The class-action suit alleges that the hotel operators colluded to overcharge guests by collectively feeding the software program artificially inflated prices, thereby altering how the algorithm determined room rates.
“Today, competitors can use algorithms to collude more easily and effectively than in the past,” the Sept. 26 court filing states. In its summation, the filing argues: “Left undisturbed, the (U.S. District Court of Nevada’s) order would effectively immunize algorithmic price fixing from antitrust scrutiny.”
The casino-hotel operators did not immediately respond to a request for comment on Friday. The companies have previously denied the allegations.

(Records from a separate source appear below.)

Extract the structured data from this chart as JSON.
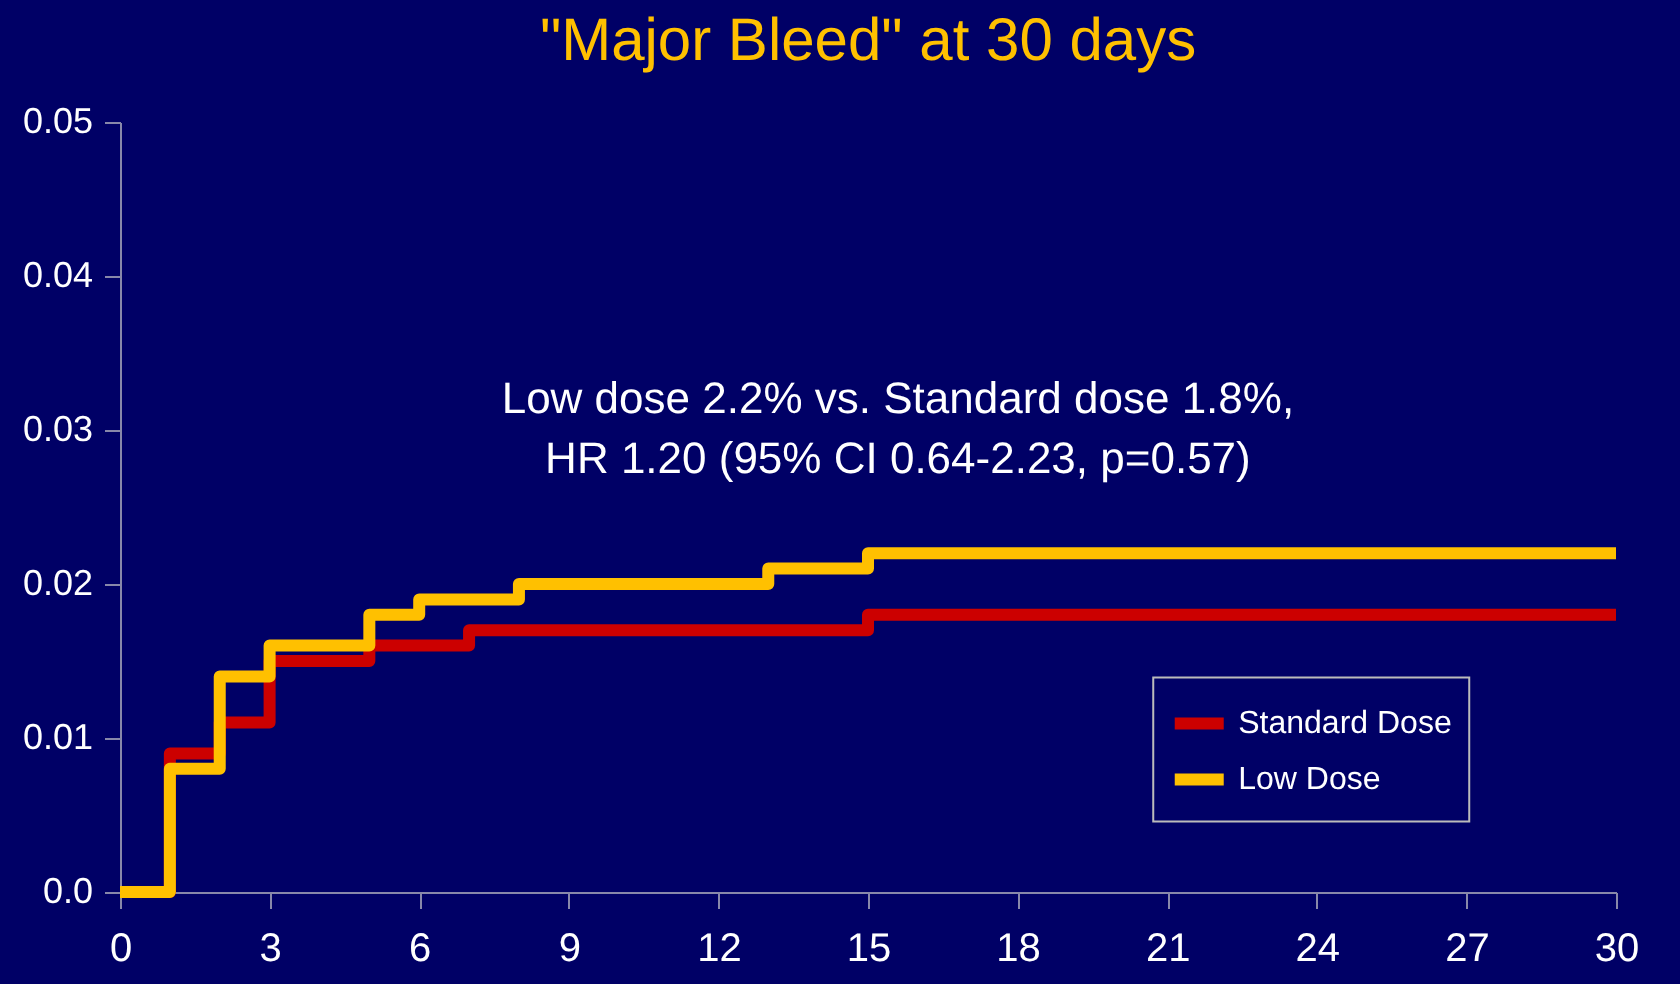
{
  "chart_data": {
    "type": "step",
    "title": "\"Major Bleed\" at 30 days",
    "annotations": [
      "Low dose 2.2% vs. Standard dose 1.8%,",
      "HR 1.20 (95% CI 0.64-2.23, p=0.57)"
    ],
    "series": [
      {
        "name": "Standard Dose",
        "color": "#cc0000",
        "x": [
          0,
          1,
          2,
          3,
          5,
          7,
          15,
          30
        ],
        "values": [
          0,
          0.009,
          0.011,
          0.015,
          0.016,
          0.017,
          0.018,
          0.018
        ]
      },
      {
        "name": "Low Dose",
        "color": "#ffc000",
        "x": [
          0,
          1,
          2,
          3,
          5,
          6,
          8,
          13,
          15,
          30
        ],
        "values": [
          0,
          0.008,
          0.014,
          0.016,
          0.018,
          0.019,
          0.02,
          0.021,
          0.022,
          0.022
        ]
      }
    ],
    "xlim": [
      0,
      30
    ],
    "xticks": [
      0,
      3,
      6,
      9,
      12,
      15,
      18,
      21,
      24,
      27,
      30
    ],
    "ylim": [
      0,
      0.05
    ],
    "yticks": [
      {
        "value": 0,
        "label": "0.0"
      },
      0.01,
      0.02,
      0.03,
      0.04,
      0.05
    ],
    "grid": false,
    "legend": "bottom right",
    "line_style": "solid",
    "marker": "none"
  }
}
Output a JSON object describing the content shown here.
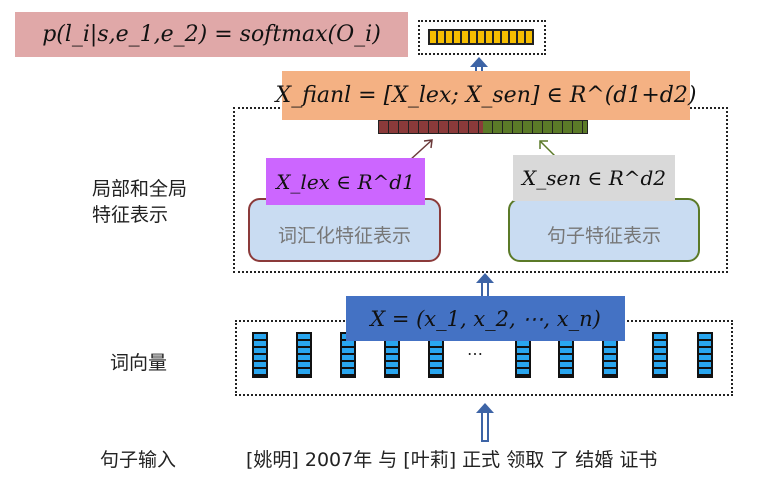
{
  "top": {
    "formula": "p(l_i|s,e_1,e_2) = softmax(O_i)",
    "bar_color": "#f5bd00",
    "box_color": "#e0a8a8"
  },
  "final": {
    "formula": "X_fianl = [X_lex; X_sen] ∈ R^(d1+d2)",
    "box_color": "#f4b183",
    "lex_color": "#8b3a3a",
    "sen_color": "#5b7a28"
  },
  "local_global": {
    "label_line1": "局部和全局",
    "label_line2": "特征表示",
    "lex_formula": "X_lex ∈ R^d1",
    "sen_formula": "X_sen ∈ R^d2",
    "lex_box": "词汇化特征表示",
    "sen_box": "句子特征表示"
  },
  "word_vectors": {
    "label": "词向量",
    "formula": "X = (x_1, x_2, ⋯, x_n)",
    "ellipsis": "…",
    "box_color": "#4472c4"
  },
  "input": {
    "label": "句子输入",
    "sentence": "[姚明] 2007年 与 [叶莉] 正式 领取 了 结婚 证书"
  }
}
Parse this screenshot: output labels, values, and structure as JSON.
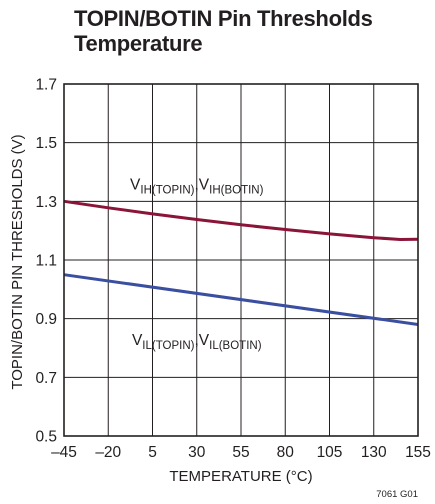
{
  "chart_data": {
    "type": "line",
    "title_lines": [
      "TOPIN/BOTIN Pin Thresholds",
      "Temperature"
    ],
    "xlabel": "TEMPERATURE (°C)",
    "ylabel": "TOPIN/BOTIN PIN THRESHOLDS (V)",
    "xlim": [
      -45,
      155
    ],
    "ylim": [
      0.5,
      1.7
    ],
    "xticks": [
      -45,
      -20,
      5,
      30,
      55,
      80,
      105,
      130,
      155
    ],
    "xtick_labels": [
      "–45",
      "–20",
      "5",
      "30",
      "55",
      "80",
      "105",
      "130",
      "155"
    ],
    "yticks": [
      0.5,
      0.7,
      0.9,
      1.1,
      1.3,
      1.5,
      1.7
    ],
    "ytick_labels": [
      "0.5",
      "0.7",
      "0.9",
      "1.1",
      "1.3",
      "1.5",
      "1.7"
    ],
    "grid": true,
    "series": [
      {
        "label_main": [
          "V",
          "IH(TOPIN)",
          ",V",
          "IH(BOTIN)"
        ],
        "label_at": [
          30,
          1.34
        ],
        "color": "#8b1538",
        "x": [
          -45,
          -20,
          5,
          30,
          55,
          80,
          105,
          130,
          145,
          155
        ],
        "y": [
          1.3,
          1.278,
          1.257,
          1.238,
          1.22,
          1.204,
          1.189,
          1.176,
          1.17,
          1.171
        ]
      },
      {
        "label_main": [
          "V",
          "IL(TOPIN)",
          ",V",
          "IL(BOTIN)"
        ],
        "label_at": [
          30,
          0.81
        ],
        "color": "#3b4fa0",
        "x": [
          -45,
          155
        ],
        "y": [
          1.05,
          0.88
        ]
      }
    ],
    "figure_code": "7061 G01"
  }
}
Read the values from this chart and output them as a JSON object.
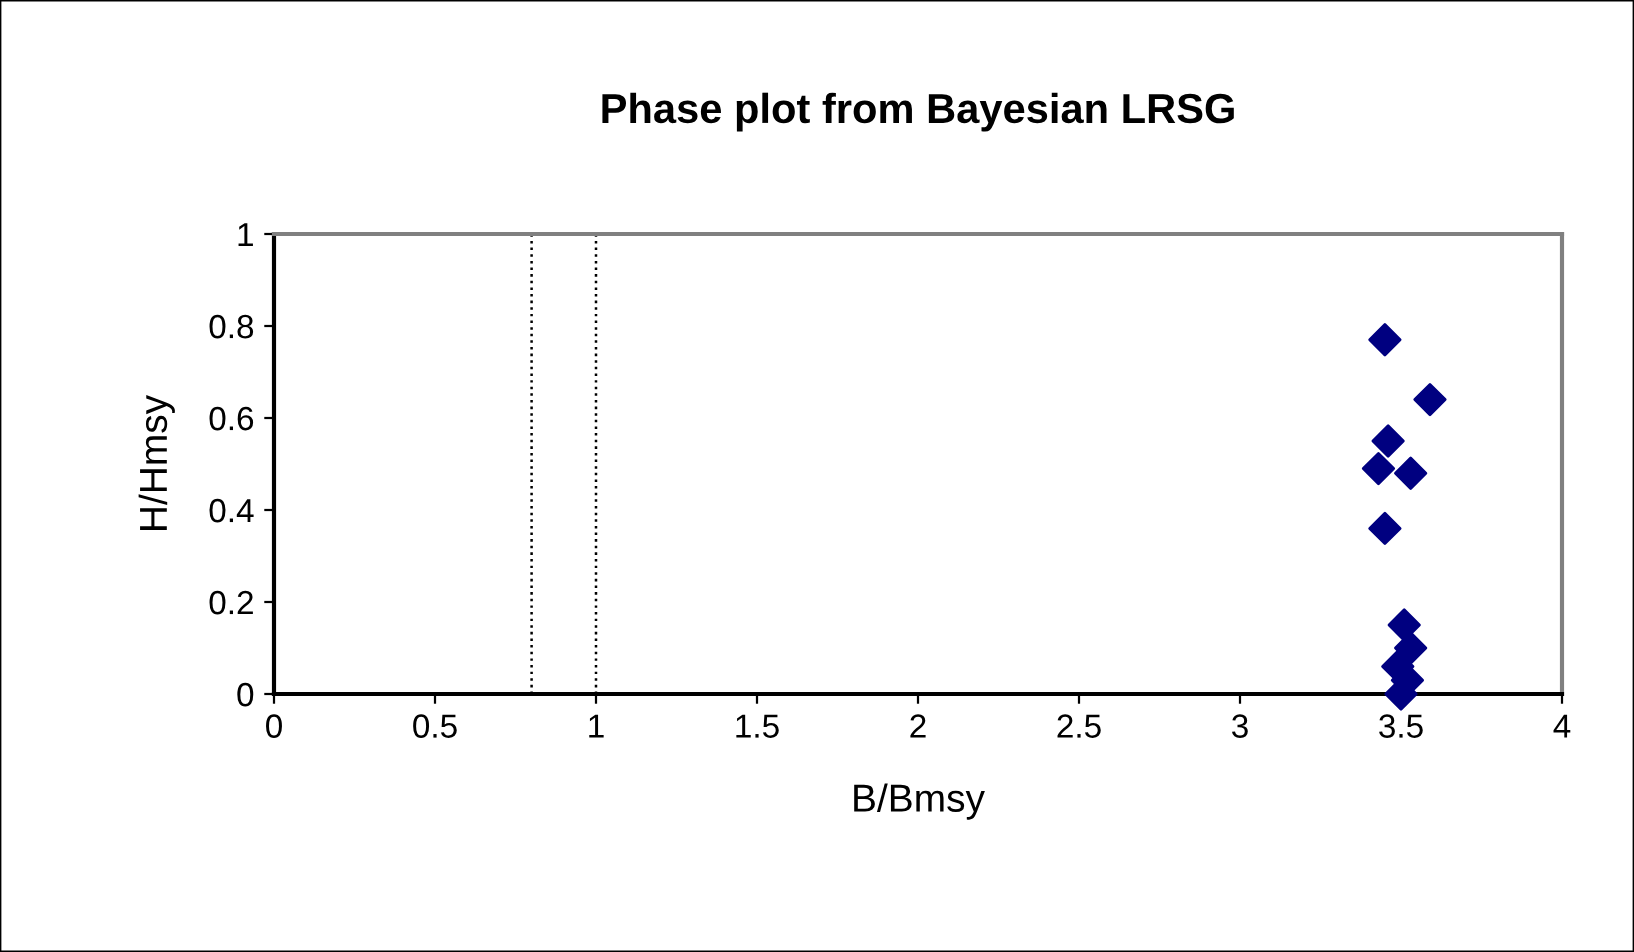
{
  "chart_data": {
    "type": "scatter",
    "title": "Phase plot from Bayesian LRSG",
    "xlabel": "B/Bmsy",
    "ylabel": "H/Hmsy",
    "x": [
      3.45,
      3.59,
      3.46,
      3.43,
      3.53,
      3.45,
      3.51,
      3.53,
      3.49,
      3.52,
      3.5
    ],
    "values": [
      0.77,
      0.64,
      0.55,
      0.49,
      0.48,
      0.36,
      0.15,
      0.1,
      0.06,
      0.03,
      0.0
    ],
    "color": "#000080",
    "marker": "diamond",
    "xlim": [
      0,
      4
    ],
    "xticks": [
      0,
      0.5,
      1,
      1.5,
      2,
      2.5,
      3,
      3.5,
      4
    ],
    "ylim": [
      0,
      1
    ],
    "yticks": [
      0,
      0.2,
      0.4,
      0.6,
      0.8,
      1
    ],
    "ref_lines": [
      {
        "axis": "x",
        "value": 0.8,
        "color": "#000000",
        "line_style": "dotted"
      },
      {
        "axis": "x",
        "value": 1,
        "color": "#000000",
        "line_style": "dotted"
      }
    ],
    "grid": false,
    "legend": false
  }
}
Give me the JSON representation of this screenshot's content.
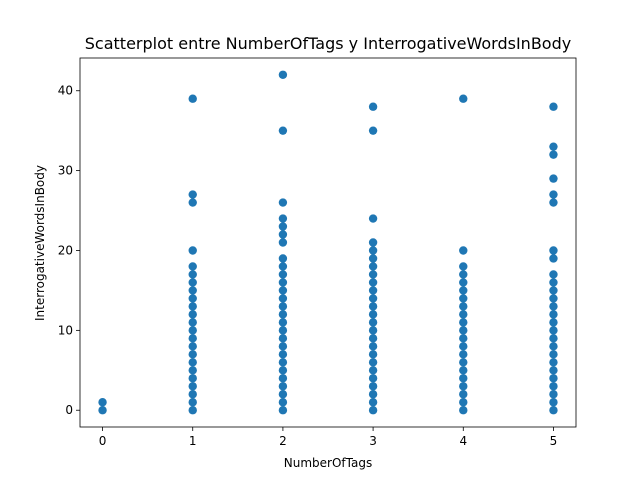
{
  "chart_data": {
    "type": "scatter",
    "title": "Scatterplot entre NumberOfTags y InterrogativeWordsInBody",
    "xlabel": "NumberOfTags",
    "ylabel": "InterrogativeWordsInBody",
    "xlim": [
      -0.25,
      5.25
    ],
    "ylim": [
      -2.1,
      44.1
    ],
    "xticks": [
      0,
      1,
      2,
      3,
      4,
      5
    ],
    "yticks": [
      0,
      10,
      20,
      30,
      40
    ],
    "grid": false,
    "marker_color": "#1f77b4",
    "points": [
      {
        "x": 0,
        "y": 0
      },
      {
        "x": 0,
        "y": 1
      },
      {
        "x": 1,
        "y": 0
      },
      {
        "x": 1,
        "y": 1
      },
      {
        "x": 1,
        "y": 2
      },
      {
        "x": 1,
        "y": 3
      },
      {
        "x": 1,
        "y": 4
      },
      {
        "x": 1,
        "y": 5
      },
      {
        "x": 1,
        "y": 6
      },
      {
        "x": 1,
        "y": 7
      },
      {
        "x": 1,
        "y": 8
      },
      {
        "x": 1,
        "y": 9
      },
      {
        "x": 1,
        "y": 10
      },
      {
        "x": 1,
        "y": 11
      },
      {
        "x": 1,
        "y": 12
      },
      {
        "x": 1,
        "y": 13
      },
      {
        "x": 1,
        "y": 14
      },
      {
        "x": 1,
        "y": 15
      },
      {
        "x": 1,
        "y": 16
      },
      {
        "x": 1,
        "y": 17
      },
      {
        "x": 1,
        "y": 18
      },
      {
        "x": 1,
        "y": 20
      },
      {
        "x": 1,
        "y": 26
      },
      {
        "x": 1,
        "y": 27
      },
      {
        "x": 1,
        "y": 39
      },
      {
        "x": 2,
        "y": 0
      },
      {
        "x": 2,
        "y": 1
      },
      {
        "x": 2,
        "y": 2
      },
      {
        "x": 2,
        "y": 3
      },
      {
        "x": 2,
        "y": 4
      },
      {
        "x": 2,
        "y": 5
      },
      {
        "x": 2,
        "y": 6
      },
      {
        "x": 2,
        "y": 7
      },
      {
        "x": 2,
        "y": 8
      },
      {
        "x": 2,
        "y": 9
      },
      {
        "x": 2,
        "y": 10
      },
      {
        "x": 2,
        "y": 11
      },
      {
        "x": 2,
        "y": 12
      },
      {
        "x": 2,
        "y": 13
      },
      {
        "x": 2,
        "y": 14
      },
      {
        "x": 2,
        "y": 15
      },
      {
        "x": 2,
        "y": 16
      },
      {
        "x": 2,
        "y": 17
      },
      {
        "x": 2,
        "y": 18
      },
      {
        "x": 2,
        "y": 19
      },
      {
        "x": 2,
        "y": 21
      },
      {
        "x": 2,
        "y": 22
      },
      {
        "x": 2,
        "y": 23
      },
      {
        "x": 2,
        "y": 24
      },
      {
        "x": 2,
        "y": 26
      },
      {
        "x": 2,
        "y": 35
      },
      {
        "x": 2,
        "y": 42
      },
      {
        "x": 3,
        "y": 0
      },
      {
        "x": 3,
        "y": 1
      },
      {
        "x": 3,
        "y": 2
      },
      {
        "x": 3,
        "y": 3
      },
      {
        "x": 3,
        "y": 4
      },
      {
        "x": 3,
        "y": 5
      },
      {
        "x": 3,
        "y": 6
      },
      {
        "x": 3,
        "y": 7
      },
      {
        "x": 3,
        "y": 8
      },
      {
        "x": 3,
        "y": 9
      },
      {
        "x": 3,
        "y": 10
      },
      {
        "x": 3,
        "y": 11
      },
      {
        "x": 3,
        "y": 12
      },
      {
        "x": 3,
        "y": 13
      },
      {
        "x": 3,
        "y": 14
      },
      {
        "x": 3,
        "y": 15
      },
      {
        "x": 3,
        "y": 16
      },
      {
        "x": 3,
        "y": 17
      },
      {
        "x": 3,
        "y": 18
      },
      {
        "x": 3,
        "y": 19
      },
      {
        "x": 3,
        "y": 20
      },
      {
        "x": 3,
        "y": 21
      },
      {
        "x": 3,
        "y": 24
      },
      {
        "x": 3,
        "y": 35
      },
      {
        "x": 3,
        "y": 38
      },
      {
        "x": 4,
        "y": 0
      },
      {
        "x": 4,
        "y": 1
      },
      {
        "x": 4,
        "y": 2
      },
      {
        "x": 4,
        "y": 3
      },
      {
        "x": 4,
        "y": 4
      },
      {
        "x": 4,
        "y": 5
      },
      {
        "x": 4,
        "y": 6
      },
      {
        "x": 4,
        "y": 7
      },
      {
        "x": 4,
        "y": 8
      },
      {
        "x": 4,
        "y": 9
      },
      {
        "x": 4,
        "y": 10
      },
      {
        "x": 4,
        "y": 11
      },
      {
        "x": 4,
        "y": 12
      },
      {
        "x": 4,
        "y": 13
      },
      {
        "x": 4,
        "y": 14
      },
      {
        "x": 4,
        "y": 15
      },
      {
        "x": 4,
        "y": 16
      },
      {
        "x": 4,
        "y": 17
      },
      {
        "x": 4,
        "y": 18
      },
      {
        "x": 4,
        "y": 20
      },
      {
        "x": 4,
        "y": 39
      },
      {
        "x": 5,
        "y": 0
      },
      {
        "x": 5,
        "y": 1
      },
      {
        "x": 5,
        "y": 2
      },
      {
        "x": 5,
        "y": 3
      },
      {
        "x": 5,
        "y": 4
      },
      {
        "x": 5,
        "y": 5
      },
      {
        "x": 5,
        "y": 6
      },
      {
        "x": 5,
        "y": 7
      },
      {
        "x": 5,
        "y": 8
      },
      {
        "x": 5,
        "y": 9
      },
      {
        "x": 5,
        "y": 10
      },
      {
        "x": 5,
        "y": 11
      },
      {
        "x": 5,
        "y": 12
      },
      {
        "x": 5,
        "y": 13
      },
      {
        "x": 5,
        "y": 14
      },
      {
        "x": 5,
        "y": 15
      },
      {
        "x": 5,
        "y": 16
      },
      {
        "x": 5,
        "y": 17
      },
      {
        "x": 5,
        "y": 19
      },
      {
        "x": 5,
        "y": 20
      },
      {
        "x": 5,
        "y": 26
      },
      {
        "x": 5,
        "y": 27
      },
      {
        "x": 5,
        "y": 29
      },
      {
        "x": 5,
        "y": 32
      },
      {
        "x": 5,
        "y": 33
      },
      {
        "x": 5,
        "y": 38
      }
    ]
  }
}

A similar case brought against casino hotel operators in Atlantic City, New Jersey is pending. That case involves Caesars Entertainment — which operates three casinos in Atlantic City — and Cendyn, as well as MGM Resorts International (operator of the Borgata casino-hotel) and Hard Rock International.
U.S. District Chief Judge Miranda Du dismissed the case in Nevada in May. In the 18-page decision, Du wrote that the customers failed to convincingly demonstrate an orchestrated effort on the part of the hotel operators or the software developer.
“This case remains a relatively novel antitrust theory premised on algorithmic pricing going in search of factual allegations that could support it,” the May dismissal stated.
The Sept. 26 brief says the Nevada District Court erred in dismissing the claims, saying, “the court drew inferences against Plaintiffs, ignored well-established case law, and embraced reasoning that would effectively immunize algorithmic price fixing from liability.”